Piece of CAKE: Adaptive Execution Engines via Microsecond-Scale Learning
This addresses performance inefficiencies in database systems for users dealing with dynamic data workloads, representing a novel method rather than an incremental improvement.
The paper tackles the problem of selecting optimal low-level database kernels for varying data distributions, which static heuristics often miss, by proposing CAKE, a system that uses microsecond-scale contextual multi-armed bandits to learn kernel selection, reducing end-to-end workload latency by up to 2x compared to state-of-the-art static heuristics.

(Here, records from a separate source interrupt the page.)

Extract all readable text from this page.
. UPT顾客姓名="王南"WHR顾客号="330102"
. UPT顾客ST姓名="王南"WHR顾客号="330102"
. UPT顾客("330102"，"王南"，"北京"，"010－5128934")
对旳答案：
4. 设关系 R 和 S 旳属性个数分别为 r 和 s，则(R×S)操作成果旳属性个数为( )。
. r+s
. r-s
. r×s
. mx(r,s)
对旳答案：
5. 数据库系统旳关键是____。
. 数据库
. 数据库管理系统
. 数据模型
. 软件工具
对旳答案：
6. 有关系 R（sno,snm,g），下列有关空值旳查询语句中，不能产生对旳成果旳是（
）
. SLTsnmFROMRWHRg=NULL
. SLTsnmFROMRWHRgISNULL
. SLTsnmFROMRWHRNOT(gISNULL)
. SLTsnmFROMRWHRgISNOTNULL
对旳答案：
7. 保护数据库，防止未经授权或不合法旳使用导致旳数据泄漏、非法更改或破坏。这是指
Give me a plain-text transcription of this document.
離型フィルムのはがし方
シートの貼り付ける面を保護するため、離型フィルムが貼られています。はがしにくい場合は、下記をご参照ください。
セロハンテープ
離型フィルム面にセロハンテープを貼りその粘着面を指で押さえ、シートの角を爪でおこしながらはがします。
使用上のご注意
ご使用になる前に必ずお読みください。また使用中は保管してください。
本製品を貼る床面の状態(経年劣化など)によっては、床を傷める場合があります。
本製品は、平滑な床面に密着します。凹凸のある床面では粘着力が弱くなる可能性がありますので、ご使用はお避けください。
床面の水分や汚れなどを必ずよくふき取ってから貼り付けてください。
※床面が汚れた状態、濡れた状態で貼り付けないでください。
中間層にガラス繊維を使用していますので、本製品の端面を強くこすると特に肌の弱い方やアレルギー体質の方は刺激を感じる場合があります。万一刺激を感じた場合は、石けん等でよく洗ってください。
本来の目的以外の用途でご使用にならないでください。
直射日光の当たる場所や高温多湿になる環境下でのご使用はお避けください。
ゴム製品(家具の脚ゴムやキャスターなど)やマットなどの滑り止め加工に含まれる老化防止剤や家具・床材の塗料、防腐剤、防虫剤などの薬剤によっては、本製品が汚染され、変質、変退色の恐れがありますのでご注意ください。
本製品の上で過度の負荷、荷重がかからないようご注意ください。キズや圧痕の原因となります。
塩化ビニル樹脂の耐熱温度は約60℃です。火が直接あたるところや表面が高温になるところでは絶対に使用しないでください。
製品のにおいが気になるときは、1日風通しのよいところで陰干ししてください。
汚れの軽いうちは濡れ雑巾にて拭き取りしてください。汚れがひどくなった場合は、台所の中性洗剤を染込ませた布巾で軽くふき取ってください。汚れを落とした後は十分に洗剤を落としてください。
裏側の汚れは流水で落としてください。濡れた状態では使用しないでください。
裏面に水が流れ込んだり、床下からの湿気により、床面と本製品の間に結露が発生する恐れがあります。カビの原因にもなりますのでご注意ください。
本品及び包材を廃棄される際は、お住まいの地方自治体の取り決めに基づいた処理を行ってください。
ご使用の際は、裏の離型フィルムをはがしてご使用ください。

Low-level database operators often admit multiple physical implementations ("kernels") that are semantically equivalent but have vastly different performance characteristics depending on the input data distribution. Existing database systems typically rely on static heuristics or worst-case optimal defaults to select these kernels, often missing significant performance opportunities. In this work, we propose CAKE (Counterfactual Adaptive Kernel Execution), a system that learns to select the optimal kernel for each data "morsel" using a microsecond-scale contextual multi-armed bandit. CAKE circumvents the high latency of traditional reinforcement learning by exploiting the cheapness of counterfactuals -- selectively running multiple kernels to obtain full feedback -- and compiling policies into low-latency regret trees. Experimentally, we show that CAKE can reduce end-to-end workload latency by up to 2x compared to state-of-the-art static heuristics.